L’ultima fase dei lavori effettuati dalla Soprintendenza ha messo a punto i dettagli necessari per l’apertura al pubblico della Porticus Aemilia. Gli scavi effettuati dal 2011 al 2013 sono stati protetti e ricoperti con una pavimentazione di terra battuta e brecciolino. Al tramonto un impianto di illuminazione accende automaticamente 20 proiettori che disegnano le architetture utilizzando l’energia accumulata durante il giorno da pannelli fotovoltaici.

Due pannelli didattici permanenti recano le informazioni storiche sulla Porticus Aemilia; altri due ospiteranno invece le esposizioni e le installazioni temporanee. Una cancellata in ferro battuto corre lungo i cento metri di perimetro e aiuterà istituzioni pubbliche e abitanti del quartiere a difendere il decoro del parco. Grazie ai 100mila euro complessivi stanziati dalla Soprintendenza si potrà completare anche l’allestimento del parco con panchine e piante da giardino. Il progetto di allestimento del parco pubblico nel cuore di Testaccio è stato curato da due giovani architetti, nell’ambito di una collaborazione fra Soprintendenza e Scuola di specializzazione in Architettura de La Sapienza. “La tesi di specializzazione -spiega Sebastiani – è stata trasformata in un progetto esecutivo e la Porticus Aemilia ha tenuto a battesimo l’ingresso nel mondo professionale di due architetti tirocinanti, provenienti dal mondo universitario. Lo strumento dei tirocini ci consente di offrire esperienze formative agli studenti: per lo scavo sotto il mercato di Testaccio sono stati quasi 500 gli studenti formati”.

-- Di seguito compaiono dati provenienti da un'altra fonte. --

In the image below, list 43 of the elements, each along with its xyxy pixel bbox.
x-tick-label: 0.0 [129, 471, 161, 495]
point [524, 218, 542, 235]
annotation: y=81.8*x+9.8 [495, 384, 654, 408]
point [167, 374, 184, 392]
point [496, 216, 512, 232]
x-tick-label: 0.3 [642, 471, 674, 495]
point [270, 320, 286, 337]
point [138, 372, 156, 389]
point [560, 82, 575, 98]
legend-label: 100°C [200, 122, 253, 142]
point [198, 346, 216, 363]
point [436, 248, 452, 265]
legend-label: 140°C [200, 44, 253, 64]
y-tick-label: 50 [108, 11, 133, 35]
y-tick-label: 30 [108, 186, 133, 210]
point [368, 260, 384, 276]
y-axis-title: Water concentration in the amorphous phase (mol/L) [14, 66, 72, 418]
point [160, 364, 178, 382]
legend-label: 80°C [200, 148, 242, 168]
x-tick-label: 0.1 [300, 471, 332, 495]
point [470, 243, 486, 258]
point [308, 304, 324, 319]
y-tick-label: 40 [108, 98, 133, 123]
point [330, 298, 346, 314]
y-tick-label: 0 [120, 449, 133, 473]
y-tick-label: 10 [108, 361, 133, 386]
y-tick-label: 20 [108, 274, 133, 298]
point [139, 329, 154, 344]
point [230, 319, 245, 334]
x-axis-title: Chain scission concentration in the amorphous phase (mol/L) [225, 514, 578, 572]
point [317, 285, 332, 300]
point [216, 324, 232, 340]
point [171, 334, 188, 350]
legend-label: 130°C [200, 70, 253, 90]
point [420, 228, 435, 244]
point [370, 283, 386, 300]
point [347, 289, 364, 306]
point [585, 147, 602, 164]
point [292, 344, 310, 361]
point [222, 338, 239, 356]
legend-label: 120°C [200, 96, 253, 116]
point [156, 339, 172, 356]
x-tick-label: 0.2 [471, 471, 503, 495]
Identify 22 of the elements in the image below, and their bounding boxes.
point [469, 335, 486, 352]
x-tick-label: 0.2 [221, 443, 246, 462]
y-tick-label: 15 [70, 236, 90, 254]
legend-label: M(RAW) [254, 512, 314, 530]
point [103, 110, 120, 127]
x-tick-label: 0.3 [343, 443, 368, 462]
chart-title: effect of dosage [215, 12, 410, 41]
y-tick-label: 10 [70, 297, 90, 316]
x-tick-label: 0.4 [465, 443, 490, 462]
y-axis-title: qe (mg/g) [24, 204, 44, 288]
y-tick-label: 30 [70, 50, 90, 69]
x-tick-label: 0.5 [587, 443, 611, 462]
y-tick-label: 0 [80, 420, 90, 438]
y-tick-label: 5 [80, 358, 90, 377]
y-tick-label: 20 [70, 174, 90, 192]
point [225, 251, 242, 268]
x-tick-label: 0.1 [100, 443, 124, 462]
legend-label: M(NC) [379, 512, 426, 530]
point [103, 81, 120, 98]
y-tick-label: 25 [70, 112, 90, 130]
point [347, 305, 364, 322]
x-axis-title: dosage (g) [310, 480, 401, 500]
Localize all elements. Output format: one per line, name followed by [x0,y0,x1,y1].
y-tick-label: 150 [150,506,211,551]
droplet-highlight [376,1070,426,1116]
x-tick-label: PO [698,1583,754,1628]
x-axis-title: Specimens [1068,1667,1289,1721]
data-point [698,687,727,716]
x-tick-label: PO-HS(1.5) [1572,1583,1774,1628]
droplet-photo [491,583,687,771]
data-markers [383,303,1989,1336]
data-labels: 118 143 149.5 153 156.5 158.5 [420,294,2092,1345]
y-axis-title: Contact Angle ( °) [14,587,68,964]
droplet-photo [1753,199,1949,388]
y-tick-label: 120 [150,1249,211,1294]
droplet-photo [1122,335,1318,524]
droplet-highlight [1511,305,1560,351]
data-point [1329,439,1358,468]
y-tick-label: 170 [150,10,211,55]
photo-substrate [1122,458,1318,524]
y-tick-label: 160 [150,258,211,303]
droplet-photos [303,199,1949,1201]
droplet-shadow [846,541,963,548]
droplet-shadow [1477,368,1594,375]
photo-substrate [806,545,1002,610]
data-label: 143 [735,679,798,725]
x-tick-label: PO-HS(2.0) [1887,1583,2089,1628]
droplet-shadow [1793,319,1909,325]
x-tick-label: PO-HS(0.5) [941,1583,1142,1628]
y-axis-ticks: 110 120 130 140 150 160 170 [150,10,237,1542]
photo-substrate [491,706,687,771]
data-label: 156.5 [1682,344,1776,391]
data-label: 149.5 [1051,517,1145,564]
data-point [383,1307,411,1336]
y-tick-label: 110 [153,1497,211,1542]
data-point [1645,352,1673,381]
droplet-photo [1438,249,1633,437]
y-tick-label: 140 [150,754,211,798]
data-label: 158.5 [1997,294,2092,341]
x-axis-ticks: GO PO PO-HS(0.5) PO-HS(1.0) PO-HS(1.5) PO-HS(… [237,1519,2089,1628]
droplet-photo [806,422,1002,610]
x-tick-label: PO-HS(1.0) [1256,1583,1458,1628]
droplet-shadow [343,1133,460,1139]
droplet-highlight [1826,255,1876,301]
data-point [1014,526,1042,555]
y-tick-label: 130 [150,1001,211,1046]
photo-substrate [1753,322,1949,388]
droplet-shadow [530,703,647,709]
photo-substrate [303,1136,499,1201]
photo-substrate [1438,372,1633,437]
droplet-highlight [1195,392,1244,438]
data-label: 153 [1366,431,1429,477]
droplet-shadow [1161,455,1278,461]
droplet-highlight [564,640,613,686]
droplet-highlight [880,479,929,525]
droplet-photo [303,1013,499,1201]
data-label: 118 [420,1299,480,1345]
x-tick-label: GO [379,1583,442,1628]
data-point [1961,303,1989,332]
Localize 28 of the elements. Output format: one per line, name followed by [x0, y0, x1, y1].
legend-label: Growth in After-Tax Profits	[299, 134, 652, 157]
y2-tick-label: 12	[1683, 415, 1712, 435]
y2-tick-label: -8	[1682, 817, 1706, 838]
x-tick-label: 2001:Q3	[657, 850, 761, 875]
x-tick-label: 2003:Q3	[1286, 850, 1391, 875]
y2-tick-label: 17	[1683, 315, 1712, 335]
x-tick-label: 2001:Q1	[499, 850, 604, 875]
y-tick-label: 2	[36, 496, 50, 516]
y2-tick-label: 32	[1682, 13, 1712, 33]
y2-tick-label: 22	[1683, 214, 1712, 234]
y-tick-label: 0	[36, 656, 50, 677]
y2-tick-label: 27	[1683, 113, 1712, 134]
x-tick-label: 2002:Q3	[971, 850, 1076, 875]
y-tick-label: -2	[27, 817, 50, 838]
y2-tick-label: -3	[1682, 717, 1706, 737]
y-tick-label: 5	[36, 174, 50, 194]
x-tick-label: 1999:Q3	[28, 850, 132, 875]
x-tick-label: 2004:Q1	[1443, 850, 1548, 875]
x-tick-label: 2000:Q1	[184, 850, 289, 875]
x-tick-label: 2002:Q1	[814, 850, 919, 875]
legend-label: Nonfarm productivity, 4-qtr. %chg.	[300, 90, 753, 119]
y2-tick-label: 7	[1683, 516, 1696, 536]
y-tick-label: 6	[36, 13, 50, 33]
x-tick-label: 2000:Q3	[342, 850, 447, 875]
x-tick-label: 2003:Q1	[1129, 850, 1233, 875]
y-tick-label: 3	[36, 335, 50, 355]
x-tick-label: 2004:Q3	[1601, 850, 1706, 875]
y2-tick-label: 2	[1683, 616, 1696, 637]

La valorizzazione della Porticus Aemilia è il passaggio più recente del progetto Museo diffuso del rione Testaccio: un percorso fisico che ripercorre la storia del rione, punteggiato da cartelli di informazioni sui fatti dei quali Testaccio è stato testimone, un’applicazione multimediale, la prossima apertura di un’area ludico-didattica e dell’area archeologica del Nuovo mercato Testaccio.

Sabato alle 18.30 si terrà l’inaugurazione del Porticus Aemilia. Sulle note della Stradabanda si apriranno i cancelli e si attenderà insieme il tramonto, “alle 20.17 precise, secondo le effemeridi”, assicura lo staff della Soprintendenza. Il giorno seguente, quindi dal mattino del 10 maggio, archeologi e archeologhe offriranno visite guidate gratuite (alle 10.30, 11.30 e 12.30).